Después de la revolución cognitiva, con la que nace el pensamiento simbólico y que permitió a las tribus de cazadores y recolectores lanzarse a la conquista del mundo, la revolución agrícola vio que la felicidad está más allá de los deseos y la vida terrenales. Con la revolución industrial esta parecía posible como resultado de políticas y acciones humanas. Hoy, en la «aldea global» se confrontan dos ideas de felicidad: una basada en el placer y la otra, ética. Parecen oponerse, pero no son irreconciliables y tal vez una síntesis sea posible.
EMANUELE FELICE
HISTORIA
ECONÓMICA
DE LA FELICIDAD
UNA NUEVA VISIÓN
DE LA HISTORIA DEL MUNDO
Traducción castellana de
Lara Cortés
A Gianni Rodari
INTRODUCCIÓN
La felicidad es un puente tendido sobre el abismo
Este libro es como la aventura de un buzo. En el transcurso de la historia de la humanidad se ha ido abriendo una brecha, cada vez mayor, entre el poder que tiene en sus manos el Homo sapiens y su dimensión ética. O dicho de otro modo: entre las posibilidades con las que cuenta nuestra inteligencia, entre nuestra capacidad para imaginar mundos que no existen e, incluso, para hacerlos realidad —es decir, entre las armas artificiales que nuestro cerebro ha puesto a disposición de nosotros, los primates más evolucionados, para que dominemos y transformemos nuestro entorno— y la habilidad específica de utilizar el progreso tecnológico para mejorar la vida de los humanos y, tal vez, también la de otras especies de seres sensibles.

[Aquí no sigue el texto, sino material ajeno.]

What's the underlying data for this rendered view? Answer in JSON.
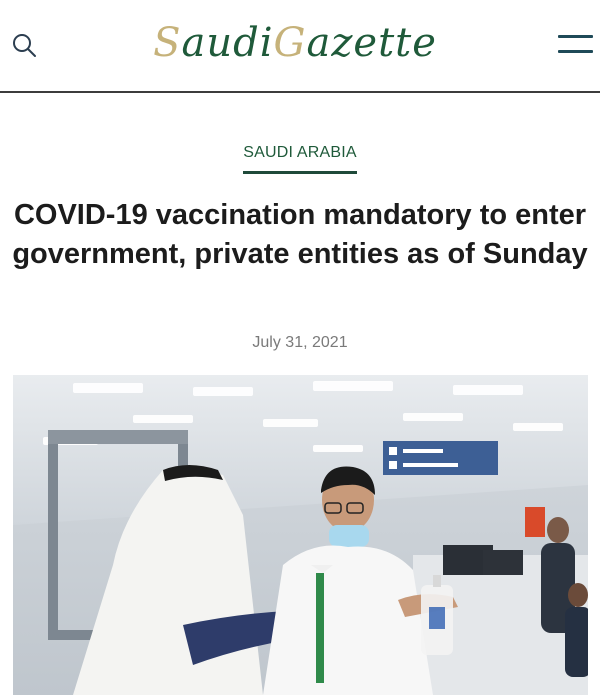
{
  "header": {
    "logo_main": "Saudi Gazette",
    "logo_part1": "S",
    "logo_part2": "audi ",
    "logo_part3": "G",
    "logo_part4": "azette",
    "brand_green": "#1f5a3a",
    "brand_gold": "#c6b27a",
    "search_icon": "search-icon",
    "menu_icon": "hamburger-menu-icon"
  },
  "article": {
    "category": "SAUDI ARABIA",
    "headline": "COVID-19 vaccination mandatory to enter government, private entities as of Sunday",
    "date": "July 31, 2021",
    "photo": "photo of a man in traditional dress receiving hand sanitizer from a masked staff member at a checkpoint"
  }
}
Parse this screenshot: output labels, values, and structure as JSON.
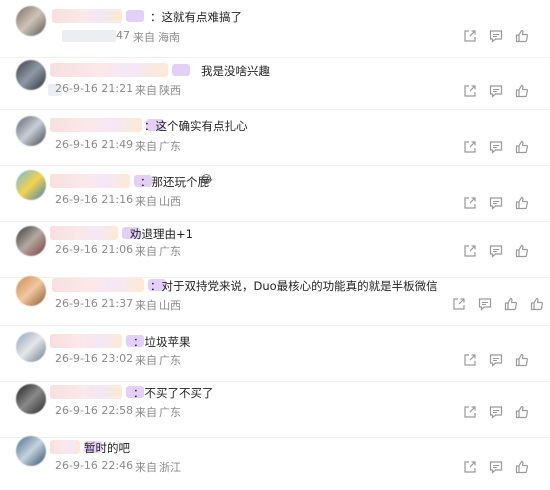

En los dos últimos siglos, esa brecha se ha ido ampliando a un ritmo cada vez más acelerado como consecuencia de la revolución industrial. En el siglo XX se convirtió ya en un verdadero abismo. Por una parte, el progreso tecnológico ha colocado al ser humano en una posición desde la que puede destruir tanto el planeta como a sí mismo. Por otra, la falta de un cambio significativo en el ámbito de la ética ha determinado que la humanidad corriese y siga corriendo este riesgo de destrucción. Al mismo tiempo, el incremento de la capacidad tecnológica se ha utilizado a menudo no solo para mejorar las condiciones de humanos y otros seres vivos, sino también para empeorarlas, y no poco: cabe recordar, como casos paradigmáticos en este sentido, a la Alemania nazi y a la URSS de Stalin, sociedades tecnológicamente mucho más avanzadas que las que las precedieron. También es posible encontrar ejemplos de este fenómeno en el mundo liberal: baste pensar en la Gran Guerra o en la explotación colonial.
Por suerte, en este abismo no todo es oscuridad: aquí y allá, nuestro buzo distingue luces. Si las interpreta adecuadamente, podrían ayudarle a subir desde el fondo, tal vez incluso a salir a la superficie. Y él se aventura a seguirlas.
También sería posible contemplar el abismo con una mirada completamente diferente: si pensamos en él como si se tratase de un vaso, podríamos verlo medio lleno o medio vacío (nuestro buzo es optimista; de lo contrario, no se habría sumergido en el agua). Los dos últimos siglos han traído consigo un extraordinario progreso en las condiciones materiales de la humanidad y en sus conocimientos técnicos y científicos. Un progreso sin precedentes. Hoy en día, la cantidad media de bienes con los que cuenta cada persona para satisfacer sus necesidades y el bagaje de información del que dispone son infinitamente superiores a los de cualquier otra época anterior. También ha aumentado a ritmos exponenciales la población y se ha incrementado la esperanza de vida. Somos más ricos y más cultos. Por lo tanto, más libres. Más numerosos y más longevos. Pero ¿también más felices?
De entrada, cabría decir que no lo sabemos. Y es esta impresión la que me ha llevado a realizar esta investigación.
En parte porque —admitámoslo— se trata de una pregunta importante. Tal vez la más importante de toda la historia de la humanidad. Eso sí, exige una respuesta nada fácil; compleja, de hecho (también en el sentido amplio de esta palabra: interdisciplinar). Este es uno de los motivos por los que, durante mucho tiempo, la economía —que, según algunos autores, debería ocuparse precisamente de averiguar cómo llevar una vida feliz— y la historia económica —que debería describir y explicar el camino que recorre la humanidad hacia el bienestar generalizado— han subestimado estos temas, bien dando por sentada la respuesta (que suponen afirmativa), bien dejándolos en manos de otras disciplinas: la psicología, la antropología o la filosofía moral. Así, durante largo tiempo, la historia material de nuestra liberación con respecto a la miseria, por un lado, y la historia cultural y filosófica de la búsqueda de la felicidad, por otro (dos aspectos complementarios y que se necesitan mutuamente), han viajado sin llegar nunca a encontrarse. No ha sido hasta hace poco cuando una serie de economistas e historiadores de la economía han empezado a plantearse con mayor interés las siguientes preguntas: ¿la prosperidad material hace más felices a los seres humanos? ¿La ruta milenaria que nos ha conducido desde la revolución agrícola hasta la economía de los servicios nos ha acercado realmente a la posibilidad de vivir una vida mejor? Y, a la inversa, ¿cuál es la relación entre la idea de la felicidad —que ha cambiado ya en repetidas ocasiones y que va variando en función de épocas y culturas— y el progreso científico, tecnológico y económico? ¿Se puede intentar reducir o incluso eliminar la fractura que se ha abierto entre las cumbres de nuestra extraordinaria riqueza material y cultural y las turbias profundidades de la psiquis humana? Es más, ¿es posible aplicar las reflexiones sobre la felicidad, con los consecuentes análisis del pasado y los mismos interrogantes sobre el futuro, a otras inteligencias y sensibilidades no humanas?